Question

Write the relation R={$(x, {x^3})$ :x is the prime number less than 10} in roster form.

Answer 1

First we will find all the prime numbers that are less than 10, finding those prime numbers we’ll find the elements of R with-respect-to those prime numbers.
Combining all those elements written as a single set we’ll get the required roster form of R.

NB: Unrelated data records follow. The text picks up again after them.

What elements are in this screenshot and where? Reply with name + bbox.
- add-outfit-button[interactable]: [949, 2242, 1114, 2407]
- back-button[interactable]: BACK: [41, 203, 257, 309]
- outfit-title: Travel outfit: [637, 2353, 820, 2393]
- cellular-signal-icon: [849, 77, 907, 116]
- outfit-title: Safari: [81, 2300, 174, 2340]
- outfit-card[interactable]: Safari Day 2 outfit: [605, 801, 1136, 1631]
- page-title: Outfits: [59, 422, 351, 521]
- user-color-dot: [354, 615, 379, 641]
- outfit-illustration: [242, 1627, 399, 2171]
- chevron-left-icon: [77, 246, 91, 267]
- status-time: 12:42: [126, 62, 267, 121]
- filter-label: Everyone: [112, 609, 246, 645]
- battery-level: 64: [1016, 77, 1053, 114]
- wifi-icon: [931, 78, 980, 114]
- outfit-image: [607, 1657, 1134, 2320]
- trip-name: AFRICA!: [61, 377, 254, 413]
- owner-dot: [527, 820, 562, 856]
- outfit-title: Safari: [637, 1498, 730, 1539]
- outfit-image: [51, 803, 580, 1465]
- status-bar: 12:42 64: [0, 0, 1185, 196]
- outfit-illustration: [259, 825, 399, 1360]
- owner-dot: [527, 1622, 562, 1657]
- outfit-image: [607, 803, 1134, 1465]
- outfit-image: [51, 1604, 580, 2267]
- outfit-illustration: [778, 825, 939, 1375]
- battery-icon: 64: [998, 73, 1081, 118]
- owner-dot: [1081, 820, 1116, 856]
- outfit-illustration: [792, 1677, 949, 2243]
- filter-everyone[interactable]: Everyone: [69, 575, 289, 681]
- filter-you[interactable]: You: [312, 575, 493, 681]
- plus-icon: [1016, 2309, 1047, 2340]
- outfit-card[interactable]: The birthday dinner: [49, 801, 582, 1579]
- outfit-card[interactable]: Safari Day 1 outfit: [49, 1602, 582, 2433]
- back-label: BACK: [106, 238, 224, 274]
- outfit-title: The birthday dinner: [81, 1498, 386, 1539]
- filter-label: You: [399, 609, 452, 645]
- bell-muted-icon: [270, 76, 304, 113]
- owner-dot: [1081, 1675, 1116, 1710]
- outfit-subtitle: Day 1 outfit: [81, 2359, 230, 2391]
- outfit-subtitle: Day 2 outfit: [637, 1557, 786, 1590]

Complete step by step solution: Given data: R={$(x,{x^3})$ :x is the prime number less than 10}
We know that when a set is written in the form of all its elements then this form of the set is known as the roster form.
A prime number is that number divisible by 1 and itself only or the factors of that number are only 1 and the number itself.
Therefore, all the prime numbers less than 10 are 2, 3, 5 and, 7
Therefore the relation R = \left\\{ {(2,{2^3}),(3,{3^3}),(5,{5^3}),(7,{7^3})} \right\\}

\therefore R = \left\\{ {(2,8),(3,27),(5,125),(7,343)} \right\\} which is also the roster form of R.

Note: Here we have taken prime numbers like 2, 3, 5 and, 7, but some students may count 1 as well as it satisfies both the condition according to the definition of a prime number but there is also a definition of prime number that it has only two factors which are not satisfied by 1, hence not included under the category of prime numbers.